Publisher: Nishimuraya Yohachi (Eijudō)
Chrysanthemums and Horsefly, from an untitled series known as Large Flowers, c. 1833–34 Woodblock print (nishiki-e); ink and color on paper
Horizontal ōban; 10 × 14⅝ in. (25.3 × 37 cm)
Hokusai’s untitled series known as Large Flowers did for bird-and-flower prints what his Fuji series had done for landscape just a few years earlier: take a minor area of subject matter in ukiyo-e and turn it into a major one through the brilliance of his designs. The flowers are shown in closeup, at eye level, so that they come to life as if the viewer were on the ground beside them. Many of the designs in the series include birds or insects that add to the impression of life and motion.
Bellflower and Dragonfly, from an untitled series known as Large Flowers, c. 1833–34 Woodblock print (nishiki-e); ink and color on paper
Horizontal ōban; 10½ × 15½ in. (26.6 × 39.4 cm)
Because they bloom at the end of the summer, bellflowers were traditionally regarded as one of the Seven Plants of Autumn, celebrated in Japanese poetry. Their usual color is a dark blue-purple, but as Hokusai shows, other varieties also exist. The addition of the dragonfly suggests that Hokusai may have been influenced by an image of a dragonfly and bellflowers in a poetry album by Utamaro, Selected Insects (Mushi erabi), published in 1788 when Hokusai was still an aspiring young artist of the Katsukawa school.
Publisher: Nishimuraya
Yohachi (Eijudō)
Peonies and Canary (Shakuyaku, kanaari), from an untitled series known as Small Flowers, c. 1834 Woodblock print (nishiki-e); ink and color on paper
Vertical chūban; 10¼ × 7½ in. (26 × 19.2 cm)
According to a Chinese saying, tree peonies were at their finest in the city of Loyang and herbaceous peonies (the type shown here) in Yangzhou.

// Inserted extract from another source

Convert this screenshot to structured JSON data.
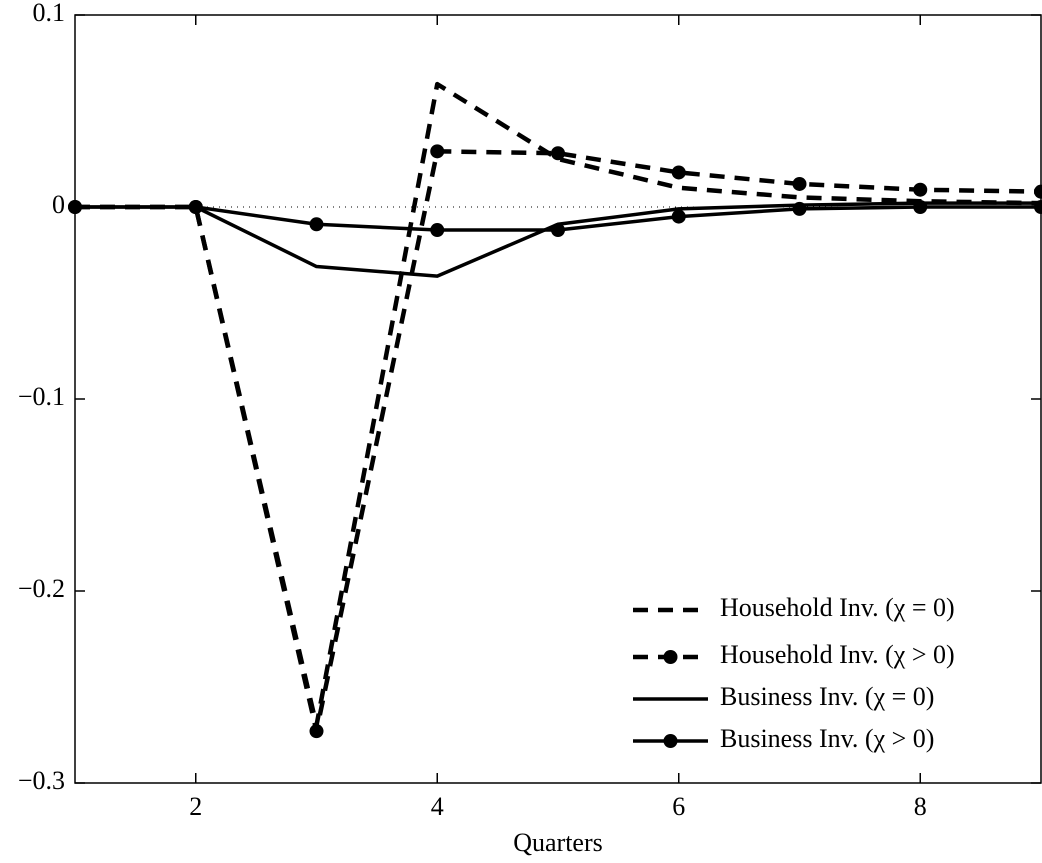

The brilliant yellow canary is an exotic songbird that originated in the islands of the Atlantic and was imported into Japan by Dutch traders. The Chinese couplet inscribed on the print is by the Northern Song dynasty poet Wang Shiming (1112–1171): “The Yangzhou peony with its thousand leaves,/ supreme among the fragrances of spring.”

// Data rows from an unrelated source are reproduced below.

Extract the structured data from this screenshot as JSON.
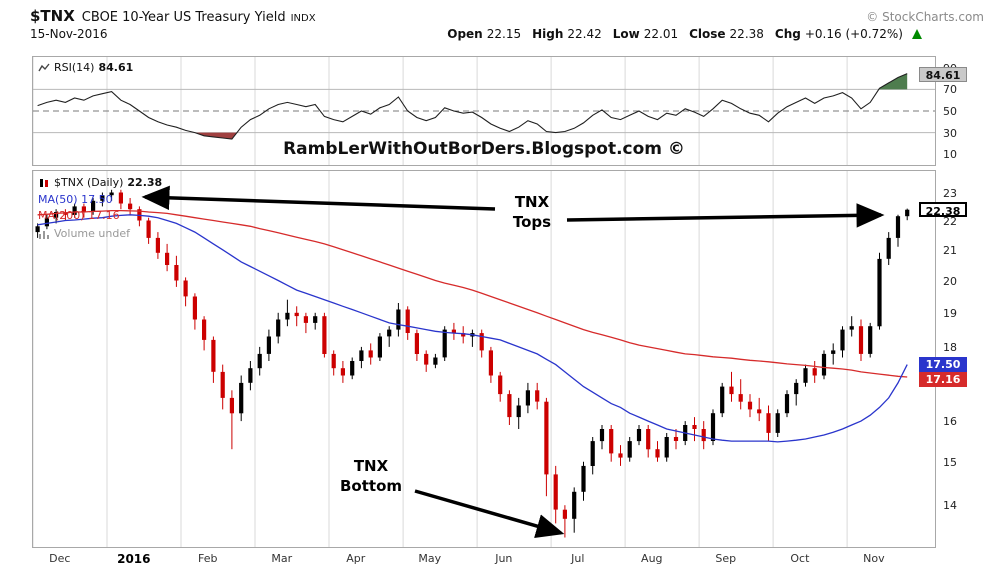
{
  "header": {
    "symbol": "$TNX",
    "name": "CBOE 10-Year US Treasury Yield",
    "exchange": "INDX",
    "copyright": "© StockCharts.com",
    "date": "15-Nov-2016",
    "quote": {
      "open_label": "Open",
      "open_value": "22.15",
      "high_label": "High",
      "high_value": "22.42",
      "low_label": "Low",
      "low_value": "22.01",
      "close_label": "Close",
      "close_value": "22.38",
      "chg_label": "Chg",
      "chg_value": "+0.16 (+0.72%)"
    }
  },
  "rsi_panel": {
    "label": "RSI(14)",
    "value": "84.61",
    "last_box": "84.61"
  },
  "price_panel": {
    "label": "$TNX (Daily)",
    "value": "22.38",
    "ma50_label": "MA(50) 17.50",
    "ma200_label": "MA(200) 17.16",
    "volume_label": "Volume undef",
    "last_price_box": "22.38",
    "ma50_box": "17.50",
    "ma200_box": "17.16"
  },
  "watermark": "RambLerWithOutBorDers.Blogspot.com ©",
  "annotations": {
    "tops_line1": "TNX",
    "tops_line2": "Tops",
    "bottom_line1": "TNX",
    "bottom_line2": "Bottom"
  },
  "chart_data": {
    "type": "candlestick",
    "title": "$TNX CBOE 10-Year US Treasury Yield (Daily) with MA(50), MA(200) overlays and RSI(14) panel",
    "date_range": "Dec 2015 - 15-Nov-2016",
    "scale": "log",
    "price_scale_log": [
      13.1,
      23.8
    ],
    "price_ticks": [
      23,
      22,
      21,
      20,
      19,
      18,
      17,
      16,
      15,
      14
    ],
    "rsi_ticks": [
      90,
      70,
      50,
      30,
      10
    ],
    "rsi_overbought": 70,
    "rsi_oversold": 30,
    "last": {
      "open": 22.15,
      "high": 22.42,
      "low": 22.01,
      "close": 22.38,
      "chg_pts": 0.16,
      "chg_pct": 0.72,
      "rsi": 84.61,
      "ma50": 17.5,
      "ma200": 17.16
    },
    "x_labels": [
      {
        "label": "Dec",
        "start": 0
      },
      {
        "label": "2016",
        "start": 8,
        "bold": true
      },
      {
        "label": "Feb",
        "start": 16
      },
      {
        "label": "Mar",
        "start": 24
      },
      {
        "label": "Apr",
        "start": 32
      },
      {
        "label": "May",
        "start": 40
      },
      {
        "label": "Jun",
        "start": 48
      },
      {
        "label": "Jul",
        "start": 56
      },
      {
        "label": "Aug",
        "start": 64
      },
      {
        "label": "Sep",
        "start": 72
      },
      {
        "label": "Oct",
        "start": 80
      },
      {
        "label": "Nov",
        "start": 88
      }
    ],
    "bars": [
      [
        21.6,
        21.9,
        21.4,
        21.8
      ],
      [
        21.8,
        22.2,
        21.7,
        22.1
      ],
      [
        22.1,
        22.4,
        21.9,
        22.3
      ],
      [
        22.3,
        22.4,
        22.0,
        22.2
      ],
      [
        22.2,
        22.6,
        22.1,
        22.5
      ],
      [
        22.5,
        22.6,
        22.1,
        22.3
      ],
      [
        22.3,
        22.8,
        22.2,
        22.7
      ],
      [
        22.7,
        23.0,
        22.5,
        22.9
      ],
      [
        22.9,
        23.1,
        22.7,
        23.0
      ],
      [
        23.0,
        23.1,
        22.4,
        22.6
      ],
      [
        22.6,
        22.8,
        22.2,
        22.4
      ],
      [
        22.4,
        22.5,
        21.8,
        22.0
      ],
      [
        22.0,
        22.1,
        21.2,
        21.4
      ],
      [
        21.4,
        21.6,
        20.7,
        20.9
      ],
      [
        20.9,
        21.2,
        20.3,
        20.5
      ],
      [
        20.5,
        20.8,
        19.8,
        20.0
      ],
      [
        20.0,
        20.1,
        19.2,
        19.5
      ],
      [
        19.5,
        19.6,
        18.5,
        18.8
      ],
      [
        18.8,
        18.9,
        17.9,
        18.2
      ],
      [
        18.2,
        18.3,
        17.0,
        17.3
      ],
      [
        17.3,
        17.5,
        16.3,
        16.6
      ],
      [
        16.6,
        16.8,
        15.3,
        16.2
      ],
      [
        16.2,
        17.2,
        16.0,
        17.0
      ],
      [
        17.0,
        17.6,
        16.8,
        17.4
      ],
      [
        17.4,
        18.0,
        17.2,
        17.8
      ],
      [
        17.8,
        18.5,
        17.6,
        18.3
      ],
      [
        18.3,
        19.0,
        18.1,
        18.8
      ],
      [
        18.8,
        19.4,
        18.6,
        19.0
      ],
      [
        19.0,
        19.2,
        18.6,
        18.9
      ],
      [
        18.9,
        19.0,
        18.4,
        18.7
      ],
      [
        18.7,
        19.0,
        18.5,
        18.9
      ],
      [
        18.9,
        19.0,
        17.7,
        17.8
      ],
      [
        17.8,
        17.9,
        17.2,
        17.4
      ],
      [
        17.4,
        17.6,
        17.0,
        17.2
      ],
      [
        17.2,
        17.7,
        17.1,
        17.6
      ],
      [
        17.6,
        18.0,
        17.4,
        17.9
      ],
      [
        17.9,
        18.1,
        17.5,
        17.7
      ],
      [
        17.7,
        18.4,
        17.6,
        18.3
      ],
      [
        18.3,
        18.6,
        18.0,
        18.5
      ],
      [
        18.5,
        19.3,
        18.3,
        19.1
      ],
      [
        19.1,
        19.2,
        18.2,
        18.4
      ],
      [
        18.4,
        18.5,
        17.6,
        17.8
      ],
      [
        17.8,
        17.9,
        17.3,
        17.5
      ],
      [
        17.5,
        17.8,
        17.4,
        17.7
      ],
      [
        17.7,
        18.6,
        17.6,
        18.5
      ],
      [
        18.5,
        18.7,
        18.2,
        18.4
      ],
      [
        18.4,
        18.6,
        18.1,
        18.3
      ],
      [
        18.3,
        18.5,
        18.0,
        18.4
      ],
      [
        18.4,
        18.5,
        17.7,
        17.9
      ],
      [
        17.9,
        18.0,
        17.0,
        17.2
      ],
      [
        17.2,
        17.3,
        16.5,
        16.7
      ],
      [
        16.7,
        16.8,
        15.9,
        16.1
      ],
      [
        16.1,
        16.6,
        15.8,
        16.4
      ],
      [
        16.4,
        17.0,
        16.2,
        16.8
      ],
      [
        16.8,
        17.0,
        16.3,
        16.5
      ],
      [
        16.5,
        16.6,
        14.2,
        14.7
      ],
      [
        14.7,
        14.9,
        13.6,
        13.9
      ],
      [
        13.9,
        14.0,
        13.3,
        13.7
      ],
      [
        13.7,
        14.4,
        13.4,
        14.3
      ],
      [
        14.3,
        15.0,
        14.1,
        14.9
      ],
      [
        14.9,
        15.6,
        14.7,
        15.5
      ],
      [
        15.5,
        15.9,
        15.3,
        15.8
      ],
      [
        15.8,
        15.9,
        15.0,
        15.2
      ],
      [
        15.2,
        15.4,
        14.9,
        15.1
      ],
      [
        15.1,
        15.6,
        15.0,
        15.5
      ],
      [
        15.5,
        15.9,
        15.4,
        15.8
      ],
      [
        15.8,
        15.9,
        15.1,
        15.3
      ],
      [
        15.3,
        15.5,
        15.0,
        15.1
      ],
      [
        15.1,
        15.7,
        15.0,
        15.6
      ],
      [
        15.6,
        15.8,
        15.3,
        15.5
      ],
      [
        15.5,
        16.0,
        15.4,
        15.9
      ],
      [
        15.9,
        16.1,
        15.5,
        15.8
      ],
      [
        15.8,
        16.0,
        15.3,
        15.5
      ],
      [
        15.5,
        16.3,
        15.4,
        16.2
      ],
      [
        16.2,
        17.0,
        16.1,
        16.9
      ],
      [
        16.9,
        17.3,
        16.5,
        16.7
      ],
      [
        16.7,
        17.1,
        16.3,
        16.5
      ],
      [
        16.5,
        16.7,
        16.1,
        16.3
      ],
      [
        16.3,
        16.6,
        16.0,
        16.2
      ],
      [
        16.2,
        16.4,
        15.5,
        15.7
      ],
      [
        15.7,
        16.3,
        15.6,
        16.2
      ],
      [
        16.2,
        16.8,
        16.1,
        16.7
      ],
      [
        16.7,
        17.1,
        16.4,
        17.0
      ],
      [
        17.0,
        17.5,
        16.9,
        17.4
      ],
      [
        17.4,
        17.6,
        17.0,
        17.2
      ],
      [
        17.2,
        17.9,
        17.1,
        17.8
      ],
      [
        17.8,
        18.1,
        17.5,
        17.9
      ],
      [
        17.9,
        18.6,
        17.7,
        18.5
      ],
      [
        18.5,
        18.9,
        18.3,
        18.6
      ],
      [
        18.6,
        18.8,
        17.6,
        17.8
      ],
      [
        17.8,
        18.7,
        17.7,
        18.6
      ],
      [
        18.6,
        20.9,
        18.5,
        20.7
      ],
      [
        20.7,
        21.6,
        20.5,
        21.4
      ],
      [
        21.4,
        22.2,
        21.1,
        22.15
      ],
      [
        22.15,
        22.42,
        22.01,
        22.38
      ]
    ],
    "ma50": [
      21.85,
      21.9,
      21.95,
      22.0,
      22.02,
      22.05,
      22.08,
      22.1,
      22.15,
      22.18,
      22.2,
      22.18,
      22.15,
      22.1,
      22.0,
      21.9,
      21.75,
      21.6,
      21.4,
      21.2,
      21.0,
      20.8,
      20.6,
      20.45,
      20.3,
      20.15,
      20.0,
      19.85,
      19.7,
      19.6,
      19.5,
      19.4,
      19.3,
      19.2,
      19.1,
      19.0,
      18.9,
      18.8,
      18.7,
      18.65,
      18.6,
      18.55,
      18.5,
      18.45,
      18.42,
      18.4,
      18.38,
      18.35,
      18.3,
      18.25,
      18.2,
      18.1,
      18.0,
      17.9,
      17.8,
      17.65,
      17.5,
      17.3,
      17.1,
      16.9,
      16.75,
      16.6,
      16.45,
      16.35,
      16.2,
      16.1,
      16.0,
      15.9,
      15.8,
      15.75,
      15.7,
      15.65,
      15.6,
      15.55,
      15.52,
      15.5,
      15.5,
      15.5,
      15.5,
      15.5,
      15.48,
      15.5,
      15.52,
      15.55,
      15.6,
      15.65,
      15.72,
      15.8,
      15.9,
      16.0,
      16.15,
      16.35,
      16.6,
      17.0,
      17.5
    ],
    "ma200": [
      22.2,
      22.22,
      22.25,
      22.27,
      22.3,
      22.3,
      22.32,
      22.33,
      22.35,
      22.35,
      22.34,
      22.33,
      22.3,
      22.28,
      22.25,
      22.2,
      22.15,
      22.1,
      22.05,
      22.0,
      21.95,
      21.9,
      21.85,
      21.8,
      21.72,
      21.65,
      21.58,
      21.5,
      21.42,
      21.35,
      21.28,
      21.2,
      21.1,
      21.0,
      20.9,
      20.8,
      20.7,
      20.6,
      20.5,
      20.4,
      20.3,
      20.2,
      20.1,
      20.0,
      19.92,
      19.85,
      19.78,
      19.7,
      19.6,
      19.5,
      19.4,
      19.3,
      19.2,
      19.1,
      19.0,
      18.9,
      18.8,
      18.7,
      18.6,
      18.5,
      18.42,
      18.35,
      18.28,
      18.2,
      18.12,
      18.05,
      18.0,
      17.95,
      17.9,
      17.85,
      17.8,
      17.78,
      17.75,
      17.72,
      17.7,
      17.68,
      17.65,
      17.62,
      17.6,
      17.58,
      17.55,
      17.52,
      17.5,
      17.48,
      17.45,
      17.42,
      17.4,
      17.38,
      17.35,
      17.3,
      17.27,
      17.24,
      17.21,
      17.18,
      17.16
    ],
    "rsi": [
      55,
      58,
      60,
      58,
      62,
      60,
      64,
      66,
      68,
      60,
      56,
      50,
      44,
      40,
      37,
      35,
      32,
      30,
      27,
      26,
      25,
      24,
      35,
      42,
      46,
      52,
      56,
      58,
      56,
      54,
      56,
      45,
      42,
      40,
      45,
      50,
      47,
      53,
      56,
      63,
      50,
      44,
      41,
      44,
      53,
      50,
      48,
      49,
      44,
      38,
      34,
      31,
      35,
      41,
      38,
      31,
      30,
      31,
      34,
      39,
      46,
      51,
      44,
      42,
      46,
      50,
      45,
      42,
      48,
      46,
      52,
      49,
      45,
      52,
      60,
      57,
      52,
      48,
      46,
      40,
      48,
      54,
      58,
      62,
      57,
      62,
      64,
      67,
      62,
      52,
      58,
      71,
      76,
      81,
      84.61
    ],
    "colors": {
      "up": "#000000",
      "down": "#cc0000",
      "ma50": "#2a35cc",
      "ma200": "#d62b2b",
      "rsi": "#202020",
      "grid": "#d9d9d9",
      "ref_line": "#b8b8b8",
      "mid_line": "#7a7a7a",
      "overbought_fill": "#4e7d4e",
      "oversold_fill": "#a04040",
      "chg_arrow": "#008a00"
    }
  }
}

Katsushika Hokusai (1760–1849)
Publisher: Nishimuraya Yohachi (Eijudō)
Bullfinch and Weeping Cherry (Uso, shidarezakura), from an untitled series known as Small Flowers, c. 1834
Woodblock print (nishiki-e); ink and color on paper
Vertical chūban; 10 × 7⅜ in. (25.5 × 18.7 cm)
A sparrow-sized bird with a distinctive red throat and a whistling call, the bullfinch perches on a dangling branch with both buds and blossoms. The haikai poem is by Senraian Setsuman, the poetry name of the shamisen master Sugano Joyū II (1784–1841): “Just a single bird/ emerging in morning damp/ from cherry blossoms.” In addition to his music and poetry, he was also a painter and a tea master, and he may have been a personal acquaintance of Hokusai.